Without temperature change:

$\sigma = \dfrac{P}{A} = \dfrac{1200}{0.25} = 4800 \, \text{ psi }$
$\sigma = 4.8 \, \text{ksi} \lt 10 \, \text{ksi}$

A drop of temperature is needed to increase the stress to 10 ksi.

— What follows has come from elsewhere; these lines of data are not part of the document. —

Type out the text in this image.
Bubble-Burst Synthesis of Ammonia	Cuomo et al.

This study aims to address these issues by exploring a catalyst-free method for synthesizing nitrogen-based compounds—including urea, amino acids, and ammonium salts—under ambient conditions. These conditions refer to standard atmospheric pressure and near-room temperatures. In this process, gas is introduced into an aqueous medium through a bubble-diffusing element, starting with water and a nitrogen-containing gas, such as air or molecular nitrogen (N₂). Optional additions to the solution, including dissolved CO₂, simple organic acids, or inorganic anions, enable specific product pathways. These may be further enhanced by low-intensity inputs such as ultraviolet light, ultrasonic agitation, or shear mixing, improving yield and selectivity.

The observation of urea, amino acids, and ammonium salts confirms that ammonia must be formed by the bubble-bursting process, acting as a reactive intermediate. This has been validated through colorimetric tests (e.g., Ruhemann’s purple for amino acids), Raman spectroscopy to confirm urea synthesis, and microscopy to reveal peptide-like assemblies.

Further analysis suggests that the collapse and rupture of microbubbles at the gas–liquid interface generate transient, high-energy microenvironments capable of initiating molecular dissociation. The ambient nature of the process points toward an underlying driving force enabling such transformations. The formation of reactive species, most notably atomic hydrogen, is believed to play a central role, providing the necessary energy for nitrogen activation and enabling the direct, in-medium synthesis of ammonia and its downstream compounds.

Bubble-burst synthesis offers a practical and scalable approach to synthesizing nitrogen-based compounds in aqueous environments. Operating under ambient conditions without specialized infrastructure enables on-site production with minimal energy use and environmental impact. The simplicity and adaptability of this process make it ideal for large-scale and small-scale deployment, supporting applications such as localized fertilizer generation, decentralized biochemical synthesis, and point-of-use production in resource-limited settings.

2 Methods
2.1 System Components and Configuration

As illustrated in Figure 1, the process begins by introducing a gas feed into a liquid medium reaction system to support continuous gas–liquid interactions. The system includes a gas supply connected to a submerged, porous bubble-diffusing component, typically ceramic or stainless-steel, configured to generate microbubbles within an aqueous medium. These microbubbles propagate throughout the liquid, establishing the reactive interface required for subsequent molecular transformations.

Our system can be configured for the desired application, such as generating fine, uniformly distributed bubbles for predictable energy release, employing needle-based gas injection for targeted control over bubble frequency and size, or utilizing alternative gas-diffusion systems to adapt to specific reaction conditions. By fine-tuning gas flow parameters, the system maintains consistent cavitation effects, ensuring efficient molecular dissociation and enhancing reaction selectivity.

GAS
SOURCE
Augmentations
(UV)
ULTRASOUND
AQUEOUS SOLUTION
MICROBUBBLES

See figure below.

$\delta = \delta_T + \delta_{st}$

$\dfrac{\sigma \, L}{E} = \alpha \, L \, (\Delta T) + \dfrac{PL}{AE}$

$\sigma = \alpha \, E \, (\Delta T) + \dfrac{P}{A}$

$10\,000 = (6.5 \times 10^{-6})(29 \times 10^6)(\Delta T) + \dfrac{1200}{0.25}$

$\Delta T = 27.59^\circ \text{F}$

Required temperature: *(temperature must drop from 40°F)*

$T = 40 - 27.59 = 12.41^\circ \text{F}$ *answer*

(b) Temperature at which the stress will be zero:

From the figure below:

$\delta = \delta_T$

$\dfrac{PL}{AE} = \alpha \, L \, (\Delta T)$

$P = \alpha AE(T_f \, - \, T_i)$

$1200 = (6.5 \times 10^{-6})(0.25) (29 \times 10^6)(T_f - 40)$

$T_f = 65.46^\circ\text{F}$ *answer*

shouldn't you have to increase the temperature to increase the tensile stress and decrease the temperature to decrease the tensile stress?

No. Temperature change itself won't induce stress. Stress will occur only if you restrain the expansion or contraction due to temperature change.